Gracias a este cambio de actitud, gracias al apoyo recibido de una asociación de alcohólicos y a la ayuda de algunas personas de la parroquia, logró estar un año sin beber. Tuvo una recaída, y decidió volver a tomar fuerzas para entrar en otro centro para rehabilitarse. Supe que tenía problemas en una encía y que le iban a hacer una biopsia para descartar un cáncer. Los últimos días antes de su ingreso venía a casa a buscar alimentos semilíquidos, porque no podía siquiera masticar debido a la inflamación y el dolor. Me dijo que tenía mucho miedo a morir. Me pidió una estampa para llevársela al centro en el que iba a entrar para lograr rehabilitarse. Sé que Jesús premiará su deseo de cambiar y sus oraciones sinceras ante la cruz de mi parroquia y ante «la casita de oro y plata», el sagrario que empezó a frecuentar diariamente. Pero lo que más me importa de toda esta historia, es que Jesús seguro que le concederá la gracia que le concedió a San Dimas, el buen ladrón. Él siempre cumple sus promesas, tal y como leemos en el salmo 51 del Profeta David:
«18.Pues no te agrada el sacrificio, si ofrezco un holocausto no lo aceptas. 19.El sacrificio a Dios es un espíritu contrito; un corazón contrito y humillado, oh Dios, no lo desprecias.»

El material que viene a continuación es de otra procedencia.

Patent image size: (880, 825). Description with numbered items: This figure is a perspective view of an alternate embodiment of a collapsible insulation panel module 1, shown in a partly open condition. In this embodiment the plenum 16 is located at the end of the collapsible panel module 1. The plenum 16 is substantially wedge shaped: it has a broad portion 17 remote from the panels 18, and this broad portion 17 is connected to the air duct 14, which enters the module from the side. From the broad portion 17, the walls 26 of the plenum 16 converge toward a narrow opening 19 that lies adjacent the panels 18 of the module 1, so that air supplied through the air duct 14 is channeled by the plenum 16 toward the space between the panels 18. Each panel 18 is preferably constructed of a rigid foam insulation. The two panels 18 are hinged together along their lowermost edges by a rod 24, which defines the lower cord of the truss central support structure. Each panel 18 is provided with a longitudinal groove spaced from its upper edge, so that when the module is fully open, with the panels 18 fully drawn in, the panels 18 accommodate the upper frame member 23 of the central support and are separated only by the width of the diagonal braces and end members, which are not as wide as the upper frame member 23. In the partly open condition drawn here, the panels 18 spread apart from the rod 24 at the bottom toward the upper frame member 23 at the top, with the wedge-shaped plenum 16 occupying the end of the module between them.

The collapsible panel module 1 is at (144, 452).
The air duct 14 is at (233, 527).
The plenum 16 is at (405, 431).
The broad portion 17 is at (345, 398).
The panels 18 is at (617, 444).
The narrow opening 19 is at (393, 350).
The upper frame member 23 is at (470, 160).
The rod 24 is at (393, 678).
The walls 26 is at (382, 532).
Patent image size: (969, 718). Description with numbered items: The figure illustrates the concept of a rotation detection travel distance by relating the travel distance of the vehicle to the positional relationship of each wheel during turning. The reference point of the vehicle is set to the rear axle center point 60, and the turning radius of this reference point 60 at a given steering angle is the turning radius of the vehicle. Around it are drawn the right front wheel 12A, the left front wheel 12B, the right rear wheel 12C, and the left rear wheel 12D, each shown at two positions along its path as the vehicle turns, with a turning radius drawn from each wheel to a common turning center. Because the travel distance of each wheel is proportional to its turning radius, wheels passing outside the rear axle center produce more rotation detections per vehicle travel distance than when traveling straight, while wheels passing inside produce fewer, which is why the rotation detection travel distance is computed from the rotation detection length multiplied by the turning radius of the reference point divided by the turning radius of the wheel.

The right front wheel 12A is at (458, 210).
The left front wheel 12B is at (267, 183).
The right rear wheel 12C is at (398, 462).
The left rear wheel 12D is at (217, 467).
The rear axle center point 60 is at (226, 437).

En cuanto al Cristo de la parroqua, pronto procesionará por las calles de mi pueblo el día de Viernes Santo, en el Viacrucis de primera hora de la mañana. A Él le recordaré los días en que Francisco oraba ante su presencia, le pediré le ayude en su caminar y le dirigiré la misma oración que él le dirigía en sus ratos de silencio en la parroquia: ¿Señor, quién te hizo sufrir tanto, con lo bueno que Tú eres? ¡Gracias, Jesús, porque todos te crucificamos, pero por todos y cada uno diste tu vida sin dudarlo un instante!